I lost my job a couple of years ago.
Money was real tight. It makes you realize what's important and how to spend (or not spend) money.
I quit drinking. Seemed like a natural fit. I didn't have the money to spend on it...so I gave it up. Hindsight...probably a very good idea. For a number of reasons.
With all the extra time I had, I found myself excercising more. That in turn had me eating very well. Lots of chicken and veggies. Little salt and sauces. At one point I felt bad for serving such bland food to Sterling. What I had done was...I had quit eating bad food. So...I lost 40lbs
Feeling better about myself and perhaps for the first time in my life, no longer feeling immortal, I knew I had one more change to make in my life. I quit smoking. Cold Turkey. It has been 7 weeks now and not one cigarette. I enjoyed smoking. That was by far the most difficult vice to quit.
These three things...booze, food and smokes...are wonderful things, in moderation. (cigarettes aren't but when you have smoked them as long as I did...they're wonderful) I guess I don't do moderation though.
The part that pisses me off is this: God made these things...shouldn't they be good for you? Shouldn't you be able to have as much of these things as you want with zero reprocussions. YES. WHY SHOULD I HAVE TO STOP THESE THINGS. OTHER PEOPLE GET TO EAT/DRINK/SMOKE. Not me though.

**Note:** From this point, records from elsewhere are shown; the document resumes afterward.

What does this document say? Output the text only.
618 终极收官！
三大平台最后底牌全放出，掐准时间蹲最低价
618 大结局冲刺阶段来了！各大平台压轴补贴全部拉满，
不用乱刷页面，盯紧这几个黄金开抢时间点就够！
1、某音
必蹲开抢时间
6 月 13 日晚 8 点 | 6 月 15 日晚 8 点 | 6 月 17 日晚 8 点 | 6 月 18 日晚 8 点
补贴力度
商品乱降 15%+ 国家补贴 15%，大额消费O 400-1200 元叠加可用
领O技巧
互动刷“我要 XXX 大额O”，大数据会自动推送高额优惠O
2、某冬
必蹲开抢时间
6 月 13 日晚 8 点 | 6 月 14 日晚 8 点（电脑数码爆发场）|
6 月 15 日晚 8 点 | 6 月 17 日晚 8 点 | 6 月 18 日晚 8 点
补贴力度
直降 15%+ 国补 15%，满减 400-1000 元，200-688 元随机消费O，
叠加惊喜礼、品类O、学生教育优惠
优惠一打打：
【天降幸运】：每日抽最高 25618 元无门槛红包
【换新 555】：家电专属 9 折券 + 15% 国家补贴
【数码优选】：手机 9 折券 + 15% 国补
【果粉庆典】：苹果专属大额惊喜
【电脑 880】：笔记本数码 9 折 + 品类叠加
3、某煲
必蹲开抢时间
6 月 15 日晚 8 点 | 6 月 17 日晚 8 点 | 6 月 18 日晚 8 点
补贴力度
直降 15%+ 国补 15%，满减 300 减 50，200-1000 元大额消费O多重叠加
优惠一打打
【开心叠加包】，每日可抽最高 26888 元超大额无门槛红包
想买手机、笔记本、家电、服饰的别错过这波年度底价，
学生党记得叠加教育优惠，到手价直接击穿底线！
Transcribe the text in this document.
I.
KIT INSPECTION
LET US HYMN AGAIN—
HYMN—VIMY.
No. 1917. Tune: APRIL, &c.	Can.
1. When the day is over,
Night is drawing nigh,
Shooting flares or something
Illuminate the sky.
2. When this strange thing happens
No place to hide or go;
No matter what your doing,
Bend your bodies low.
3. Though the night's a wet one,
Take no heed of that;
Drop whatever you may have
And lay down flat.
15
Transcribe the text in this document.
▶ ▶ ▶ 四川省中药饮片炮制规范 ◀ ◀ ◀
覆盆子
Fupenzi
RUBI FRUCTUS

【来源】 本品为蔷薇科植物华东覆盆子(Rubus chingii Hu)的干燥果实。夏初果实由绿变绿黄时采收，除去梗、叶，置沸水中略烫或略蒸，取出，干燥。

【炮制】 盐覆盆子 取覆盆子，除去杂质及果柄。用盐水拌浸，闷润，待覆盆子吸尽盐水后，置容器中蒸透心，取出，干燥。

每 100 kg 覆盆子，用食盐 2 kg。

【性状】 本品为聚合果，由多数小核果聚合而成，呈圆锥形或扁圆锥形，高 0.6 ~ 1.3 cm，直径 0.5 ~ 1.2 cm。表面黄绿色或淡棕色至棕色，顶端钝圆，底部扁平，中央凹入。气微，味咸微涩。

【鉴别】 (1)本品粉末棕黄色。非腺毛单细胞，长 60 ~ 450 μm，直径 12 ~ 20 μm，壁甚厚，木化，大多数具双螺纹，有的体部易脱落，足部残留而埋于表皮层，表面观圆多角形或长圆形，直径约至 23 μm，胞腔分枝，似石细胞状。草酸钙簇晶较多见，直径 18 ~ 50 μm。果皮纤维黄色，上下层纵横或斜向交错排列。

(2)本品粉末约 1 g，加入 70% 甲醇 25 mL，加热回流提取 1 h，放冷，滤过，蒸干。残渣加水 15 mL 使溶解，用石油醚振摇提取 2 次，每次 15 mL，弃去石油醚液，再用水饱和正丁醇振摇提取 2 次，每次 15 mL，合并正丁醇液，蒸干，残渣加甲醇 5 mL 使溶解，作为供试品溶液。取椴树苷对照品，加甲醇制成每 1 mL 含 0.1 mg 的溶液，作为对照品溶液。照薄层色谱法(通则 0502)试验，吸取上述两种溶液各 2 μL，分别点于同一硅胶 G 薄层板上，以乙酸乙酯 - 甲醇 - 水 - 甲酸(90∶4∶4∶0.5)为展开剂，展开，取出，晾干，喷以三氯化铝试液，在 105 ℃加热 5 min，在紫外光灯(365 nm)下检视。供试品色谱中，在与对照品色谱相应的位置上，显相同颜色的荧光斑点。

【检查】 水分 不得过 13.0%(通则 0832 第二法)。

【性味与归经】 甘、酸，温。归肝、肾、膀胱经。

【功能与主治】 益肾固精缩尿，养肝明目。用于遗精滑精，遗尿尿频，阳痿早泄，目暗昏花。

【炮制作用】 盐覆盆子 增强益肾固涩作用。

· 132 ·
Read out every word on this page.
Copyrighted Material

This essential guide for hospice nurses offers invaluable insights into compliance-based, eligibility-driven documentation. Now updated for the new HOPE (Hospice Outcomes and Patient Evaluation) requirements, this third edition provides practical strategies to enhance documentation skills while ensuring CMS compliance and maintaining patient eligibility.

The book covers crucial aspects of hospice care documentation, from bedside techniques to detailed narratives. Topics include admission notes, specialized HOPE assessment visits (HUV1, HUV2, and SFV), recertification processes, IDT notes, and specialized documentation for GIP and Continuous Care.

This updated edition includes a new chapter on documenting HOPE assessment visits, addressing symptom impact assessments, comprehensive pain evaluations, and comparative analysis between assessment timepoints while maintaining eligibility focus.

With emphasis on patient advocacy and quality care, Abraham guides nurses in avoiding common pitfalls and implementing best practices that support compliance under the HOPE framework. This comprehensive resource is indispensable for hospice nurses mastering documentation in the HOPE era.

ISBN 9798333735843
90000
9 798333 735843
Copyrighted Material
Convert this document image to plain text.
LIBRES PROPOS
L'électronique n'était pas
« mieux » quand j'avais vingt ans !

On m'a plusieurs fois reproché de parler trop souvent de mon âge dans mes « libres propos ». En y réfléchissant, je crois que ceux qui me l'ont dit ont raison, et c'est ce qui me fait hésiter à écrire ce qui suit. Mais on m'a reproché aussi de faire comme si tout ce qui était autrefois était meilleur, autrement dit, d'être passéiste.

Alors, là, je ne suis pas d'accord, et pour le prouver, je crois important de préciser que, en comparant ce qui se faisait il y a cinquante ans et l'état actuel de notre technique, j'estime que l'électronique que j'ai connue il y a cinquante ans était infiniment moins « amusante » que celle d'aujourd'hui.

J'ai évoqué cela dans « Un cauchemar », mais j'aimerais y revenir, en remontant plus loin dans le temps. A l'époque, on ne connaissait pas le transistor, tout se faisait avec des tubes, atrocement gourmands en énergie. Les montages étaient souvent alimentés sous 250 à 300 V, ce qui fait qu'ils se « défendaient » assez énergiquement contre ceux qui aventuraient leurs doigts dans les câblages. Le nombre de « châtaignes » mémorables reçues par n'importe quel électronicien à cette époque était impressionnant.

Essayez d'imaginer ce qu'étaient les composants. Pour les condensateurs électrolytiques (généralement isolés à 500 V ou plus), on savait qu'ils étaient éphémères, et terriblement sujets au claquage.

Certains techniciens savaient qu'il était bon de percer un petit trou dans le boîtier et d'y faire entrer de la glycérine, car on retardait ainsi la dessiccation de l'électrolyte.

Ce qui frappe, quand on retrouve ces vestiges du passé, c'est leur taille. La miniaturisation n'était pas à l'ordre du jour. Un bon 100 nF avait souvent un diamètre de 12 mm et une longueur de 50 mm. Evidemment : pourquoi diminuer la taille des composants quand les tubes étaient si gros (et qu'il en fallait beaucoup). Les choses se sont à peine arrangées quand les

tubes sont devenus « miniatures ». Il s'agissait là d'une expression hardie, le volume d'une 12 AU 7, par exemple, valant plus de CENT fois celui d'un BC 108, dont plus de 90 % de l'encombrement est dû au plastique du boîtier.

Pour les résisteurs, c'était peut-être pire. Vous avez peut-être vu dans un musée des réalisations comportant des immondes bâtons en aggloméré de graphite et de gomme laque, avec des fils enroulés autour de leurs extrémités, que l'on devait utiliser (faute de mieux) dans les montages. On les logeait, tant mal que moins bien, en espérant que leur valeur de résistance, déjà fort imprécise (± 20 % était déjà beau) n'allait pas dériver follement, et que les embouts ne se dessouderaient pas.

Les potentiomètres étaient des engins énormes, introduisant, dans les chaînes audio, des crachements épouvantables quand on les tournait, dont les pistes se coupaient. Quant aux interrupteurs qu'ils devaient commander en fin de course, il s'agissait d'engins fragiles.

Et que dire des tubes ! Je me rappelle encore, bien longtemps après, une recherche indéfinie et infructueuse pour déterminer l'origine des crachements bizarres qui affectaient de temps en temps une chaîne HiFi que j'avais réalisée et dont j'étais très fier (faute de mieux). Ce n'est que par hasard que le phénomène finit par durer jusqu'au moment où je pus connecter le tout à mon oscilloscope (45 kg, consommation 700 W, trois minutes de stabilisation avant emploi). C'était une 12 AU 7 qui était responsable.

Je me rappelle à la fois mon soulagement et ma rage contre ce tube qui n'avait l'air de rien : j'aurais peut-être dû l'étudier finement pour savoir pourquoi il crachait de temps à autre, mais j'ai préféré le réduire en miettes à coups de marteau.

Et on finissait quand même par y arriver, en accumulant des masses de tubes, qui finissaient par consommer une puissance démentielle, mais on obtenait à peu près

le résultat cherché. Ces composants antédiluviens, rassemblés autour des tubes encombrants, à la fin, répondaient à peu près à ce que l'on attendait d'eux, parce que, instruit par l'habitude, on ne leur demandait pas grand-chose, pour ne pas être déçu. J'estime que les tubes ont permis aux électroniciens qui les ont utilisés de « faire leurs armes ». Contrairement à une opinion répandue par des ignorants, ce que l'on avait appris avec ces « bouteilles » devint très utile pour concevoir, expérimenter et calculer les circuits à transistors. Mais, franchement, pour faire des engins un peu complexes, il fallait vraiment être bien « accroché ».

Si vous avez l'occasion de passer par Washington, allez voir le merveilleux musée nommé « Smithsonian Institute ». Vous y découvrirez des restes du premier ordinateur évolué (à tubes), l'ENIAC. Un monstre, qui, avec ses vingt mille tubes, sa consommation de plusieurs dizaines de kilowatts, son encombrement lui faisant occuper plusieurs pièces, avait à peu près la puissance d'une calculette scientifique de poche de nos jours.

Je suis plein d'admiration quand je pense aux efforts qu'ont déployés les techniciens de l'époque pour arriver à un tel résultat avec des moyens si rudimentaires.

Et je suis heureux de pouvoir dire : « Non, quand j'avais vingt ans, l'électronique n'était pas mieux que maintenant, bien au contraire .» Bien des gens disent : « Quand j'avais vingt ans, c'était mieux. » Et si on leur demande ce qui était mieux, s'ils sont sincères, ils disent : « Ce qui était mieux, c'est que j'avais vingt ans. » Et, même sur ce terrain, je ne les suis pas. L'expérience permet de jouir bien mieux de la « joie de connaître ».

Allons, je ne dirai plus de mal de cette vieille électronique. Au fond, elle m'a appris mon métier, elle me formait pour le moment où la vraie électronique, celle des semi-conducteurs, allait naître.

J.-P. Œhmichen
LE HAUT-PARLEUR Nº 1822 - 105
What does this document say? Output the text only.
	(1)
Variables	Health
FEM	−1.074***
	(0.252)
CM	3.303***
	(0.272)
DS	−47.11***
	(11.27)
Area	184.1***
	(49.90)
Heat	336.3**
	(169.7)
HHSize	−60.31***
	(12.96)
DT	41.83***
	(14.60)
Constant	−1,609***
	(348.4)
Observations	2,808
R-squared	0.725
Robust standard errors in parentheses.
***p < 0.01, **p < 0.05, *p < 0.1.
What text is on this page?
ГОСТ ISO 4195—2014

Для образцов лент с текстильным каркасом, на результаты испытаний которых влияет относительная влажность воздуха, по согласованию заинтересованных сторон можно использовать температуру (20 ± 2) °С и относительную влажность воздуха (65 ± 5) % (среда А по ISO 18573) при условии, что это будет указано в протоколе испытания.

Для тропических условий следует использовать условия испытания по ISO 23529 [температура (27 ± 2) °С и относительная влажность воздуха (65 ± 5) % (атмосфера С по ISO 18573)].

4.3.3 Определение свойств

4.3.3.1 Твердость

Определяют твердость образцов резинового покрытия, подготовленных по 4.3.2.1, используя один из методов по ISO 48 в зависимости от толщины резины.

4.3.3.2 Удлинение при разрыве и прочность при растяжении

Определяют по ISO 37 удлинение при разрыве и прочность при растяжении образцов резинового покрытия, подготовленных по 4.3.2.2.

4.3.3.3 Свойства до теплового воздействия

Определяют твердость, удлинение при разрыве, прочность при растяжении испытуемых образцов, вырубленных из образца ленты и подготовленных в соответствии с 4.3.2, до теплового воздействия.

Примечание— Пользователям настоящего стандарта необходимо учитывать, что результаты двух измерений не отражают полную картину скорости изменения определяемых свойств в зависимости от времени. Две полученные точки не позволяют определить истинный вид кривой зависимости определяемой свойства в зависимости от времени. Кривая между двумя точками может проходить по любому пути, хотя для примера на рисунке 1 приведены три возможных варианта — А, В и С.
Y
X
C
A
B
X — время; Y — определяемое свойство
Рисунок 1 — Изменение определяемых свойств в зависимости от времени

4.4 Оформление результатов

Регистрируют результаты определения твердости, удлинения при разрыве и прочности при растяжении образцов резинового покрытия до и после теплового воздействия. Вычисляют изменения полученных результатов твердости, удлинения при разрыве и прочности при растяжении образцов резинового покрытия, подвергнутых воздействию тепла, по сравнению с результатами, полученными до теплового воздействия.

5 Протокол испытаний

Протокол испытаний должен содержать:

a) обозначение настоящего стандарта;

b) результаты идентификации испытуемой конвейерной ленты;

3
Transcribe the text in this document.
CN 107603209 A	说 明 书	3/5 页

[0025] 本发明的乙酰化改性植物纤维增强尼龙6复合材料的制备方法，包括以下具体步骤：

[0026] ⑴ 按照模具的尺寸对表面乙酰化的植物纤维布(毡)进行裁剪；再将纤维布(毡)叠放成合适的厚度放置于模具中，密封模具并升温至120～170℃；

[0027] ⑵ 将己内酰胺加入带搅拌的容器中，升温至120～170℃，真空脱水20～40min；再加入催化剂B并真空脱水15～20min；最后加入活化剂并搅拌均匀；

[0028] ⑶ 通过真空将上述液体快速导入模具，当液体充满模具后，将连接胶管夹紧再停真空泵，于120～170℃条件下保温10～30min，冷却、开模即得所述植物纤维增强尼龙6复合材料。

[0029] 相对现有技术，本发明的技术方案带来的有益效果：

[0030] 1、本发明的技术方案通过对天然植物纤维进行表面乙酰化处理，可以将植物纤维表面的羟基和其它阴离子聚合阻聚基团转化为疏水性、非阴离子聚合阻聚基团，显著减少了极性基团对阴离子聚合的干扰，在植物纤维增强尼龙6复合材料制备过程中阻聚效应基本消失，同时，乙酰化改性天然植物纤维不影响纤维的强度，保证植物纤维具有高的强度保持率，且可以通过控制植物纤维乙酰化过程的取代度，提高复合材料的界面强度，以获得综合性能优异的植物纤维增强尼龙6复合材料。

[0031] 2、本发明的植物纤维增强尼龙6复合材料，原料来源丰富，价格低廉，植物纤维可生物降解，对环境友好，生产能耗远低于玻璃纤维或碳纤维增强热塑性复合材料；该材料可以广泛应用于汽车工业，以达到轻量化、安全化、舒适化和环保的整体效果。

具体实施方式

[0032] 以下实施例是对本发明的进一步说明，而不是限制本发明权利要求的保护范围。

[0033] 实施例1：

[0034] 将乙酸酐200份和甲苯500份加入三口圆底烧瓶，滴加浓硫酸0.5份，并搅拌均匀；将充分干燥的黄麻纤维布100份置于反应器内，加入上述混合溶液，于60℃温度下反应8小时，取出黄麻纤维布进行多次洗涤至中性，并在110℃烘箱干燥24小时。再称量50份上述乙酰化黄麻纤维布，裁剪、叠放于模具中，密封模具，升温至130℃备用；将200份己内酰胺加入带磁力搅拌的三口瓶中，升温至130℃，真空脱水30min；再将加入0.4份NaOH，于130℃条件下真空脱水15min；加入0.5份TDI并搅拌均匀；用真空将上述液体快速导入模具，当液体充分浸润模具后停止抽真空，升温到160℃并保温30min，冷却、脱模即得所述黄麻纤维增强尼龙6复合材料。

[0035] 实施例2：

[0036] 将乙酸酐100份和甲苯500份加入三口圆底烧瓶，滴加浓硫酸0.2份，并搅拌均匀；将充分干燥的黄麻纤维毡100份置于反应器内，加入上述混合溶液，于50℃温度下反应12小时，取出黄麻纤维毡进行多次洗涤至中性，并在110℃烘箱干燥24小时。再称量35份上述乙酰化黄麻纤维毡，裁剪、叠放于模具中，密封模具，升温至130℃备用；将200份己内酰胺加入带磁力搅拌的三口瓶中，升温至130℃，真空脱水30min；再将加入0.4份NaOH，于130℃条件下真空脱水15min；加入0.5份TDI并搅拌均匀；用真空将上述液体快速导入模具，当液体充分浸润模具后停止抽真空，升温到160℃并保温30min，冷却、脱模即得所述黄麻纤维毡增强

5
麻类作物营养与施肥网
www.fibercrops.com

On top of all this I read a couple of articles that make no sense and also piss me off. First, heavy drinkers and moderate drinkers live longer than people that don't drink. What the fuck! Second, it takes 8 months for a recent non-smoker to get his/her blood pressure back to normal. Shit! I checked my blood pressure the other day and it's true. It's up 10 points from three months ago.
The point of my rant?
I want my hair back. Not back hair.
Why at age 41, am I discovering I'm part native american?
Really...a platypus?
I want to do whatever I want to my body without fear of it giving out.